McCabe’s former Princeton floormate, Bill Kurtz ’91, is now his neighbor in Newark as well. Kurtz is principal of the Link Community School, one of the city’s top middle schools, which is also in the Central Ward. Recent statistics from the 128-student school far surpass Newark’s overall numbers: 100 percent of its 1997 graduates went on to graduate high school, compared to the less-than-50 percent graduation rate for the city as a whole.

Kurtz, who earned a master’s degree in educational leadership at Columbia, grew up in Maine and did not know much about Newark, aside from the airport, before he arrived. He originally intended to start his own charter school in the city, which now has a dozen of the quasi-public schools. School district funds cover about 85 percent of the charter schools’ budgets. But in Link, a private, nondenominational school that uses a sliding tuition scale to allow low-income students to attend, Kurtz found an existing school that provided him with the opportunity he was seeking.

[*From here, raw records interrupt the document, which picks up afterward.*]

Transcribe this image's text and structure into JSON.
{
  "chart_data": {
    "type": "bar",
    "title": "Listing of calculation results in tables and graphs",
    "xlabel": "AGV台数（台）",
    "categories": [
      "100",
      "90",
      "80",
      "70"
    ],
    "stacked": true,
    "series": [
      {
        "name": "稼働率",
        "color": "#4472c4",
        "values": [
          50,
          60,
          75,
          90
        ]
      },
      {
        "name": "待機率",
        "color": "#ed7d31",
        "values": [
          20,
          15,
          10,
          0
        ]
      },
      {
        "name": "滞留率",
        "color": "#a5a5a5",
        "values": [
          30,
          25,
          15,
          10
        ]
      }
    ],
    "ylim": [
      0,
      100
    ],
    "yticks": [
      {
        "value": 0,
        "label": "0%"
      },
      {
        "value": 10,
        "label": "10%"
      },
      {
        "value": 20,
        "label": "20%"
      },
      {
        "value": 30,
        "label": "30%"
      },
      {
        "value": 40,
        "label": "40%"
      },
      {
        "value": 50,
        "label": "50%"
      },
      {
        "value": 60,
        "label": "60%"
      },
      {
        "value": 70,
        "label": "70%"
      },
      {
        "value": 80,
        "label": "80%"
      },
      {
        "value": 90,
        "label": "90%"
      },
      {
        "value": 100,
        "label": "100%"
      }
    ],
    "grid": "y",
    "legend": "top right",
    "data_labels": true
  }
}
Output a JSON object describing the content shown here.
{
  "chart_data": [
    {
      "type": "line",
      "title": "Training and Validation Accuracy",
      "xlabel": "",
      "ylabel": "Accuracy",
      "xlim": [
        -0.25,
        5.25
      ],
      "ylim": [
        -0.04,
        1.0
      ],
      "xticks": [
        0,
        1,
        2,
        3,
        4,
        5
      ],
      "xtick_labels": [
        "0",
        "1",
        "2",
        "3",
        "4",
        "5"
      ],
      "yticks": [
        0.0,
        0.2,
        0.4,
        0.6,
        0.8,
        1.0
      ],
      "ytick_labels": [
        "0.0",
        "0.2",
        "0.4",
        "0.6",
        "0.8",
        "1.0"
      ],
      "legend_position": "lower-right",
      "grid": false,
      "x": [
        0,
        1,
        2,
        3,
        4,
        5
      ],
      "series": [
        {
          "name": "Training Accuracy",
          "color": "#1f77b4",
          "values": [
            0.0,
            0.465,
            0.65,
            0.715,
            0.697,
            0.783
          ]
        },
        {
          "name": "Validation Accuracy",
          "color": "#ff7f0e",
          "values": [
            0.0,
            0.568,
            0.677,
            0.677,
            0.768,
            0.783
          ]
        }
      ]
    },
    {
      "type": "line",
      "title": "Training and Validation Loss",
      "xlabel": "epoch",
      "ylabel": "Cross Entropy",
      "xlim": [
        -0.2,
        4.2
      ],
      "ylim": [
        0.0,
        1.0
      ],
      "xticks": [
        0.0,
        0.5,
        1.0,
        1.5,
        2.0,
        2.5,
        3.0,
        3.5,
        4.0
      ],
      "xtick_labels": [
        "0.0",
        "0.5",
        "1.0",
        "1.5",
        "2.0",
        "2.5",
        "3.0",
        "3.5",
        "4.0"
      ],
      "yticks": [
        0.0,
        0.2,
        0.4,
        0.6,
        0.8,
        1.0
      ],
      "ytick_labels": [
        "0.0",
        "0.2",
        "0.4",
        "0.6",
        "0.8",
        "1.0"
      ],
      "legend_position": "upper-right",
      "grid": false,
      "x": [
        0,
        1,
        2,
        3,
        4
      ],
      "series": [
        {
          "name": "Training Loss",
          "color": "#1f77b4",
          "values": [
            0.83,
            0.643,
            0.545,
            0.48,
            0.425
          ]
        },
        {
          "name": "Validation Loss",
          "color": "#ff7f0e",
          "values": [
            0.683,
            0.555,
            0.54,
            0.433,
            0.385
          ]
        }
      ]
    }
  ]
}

“The community is defined by its vacant lots instead of by what else is here,” says Kurtz. “The families we serve have been underserved and see no opportunities just because they live in Newark. Link is about giving people opportunities.”

Kurtz, who studied Third-World development as part of his senior thesis, cites Newark’s low high school graduation rates and its high infant mortality rate, which is twice the state average, as he discusses the level of problems the community is facing. “When you have a graduation rate of 40 percent, it’s clear you’re not going to make a dent in your economic cycle. You end up with people with very little economic mobility,” says Kurtz, who would like to see more invested in neighborhoods. “I see decisions that are made by the public sector that the private sector perpetuates. The private sector can do a better job of demanding change and the results that kids deserve in this city.”

Gabriella Morris ’77 plays a significant role with one of the city’s major private sector benefactors, Prudential. As head of the insurance company’s community resources division, Morris focuses her attention on education, workforce development, and economic development in Newark, Prudential’s headquarters. In recent years, Prudential CEO Art Ryan brought back sections of the company that had moved out of the city. About 5,000 people now work for Prudential in four buildings downtown.

The company has not only played a major role in big developments, such as NJPAC, New Newark, and the Newark Alliance, but through the Prudential Foundation has also funded hundreds of local efforts to improve the community.

“There’s a misconception about redevelopment in Newark. It’s not just a downtown story. It’s a neighborhood story,” says Morris.

She cites education, civic engagement, and job creation as the three main issues that Newark has to address before really turning the corner and improving the quality of life for its residents. Like the other Princeton “urbanists” in Newark, she realizes that it is not a simple task to bring back a city.

“The rise, fall, and rise hasn’t happened yet. That’s what we’re working on, we’re working on history,” she says.

Argelio R. Dumenigo is associate editor of PAW.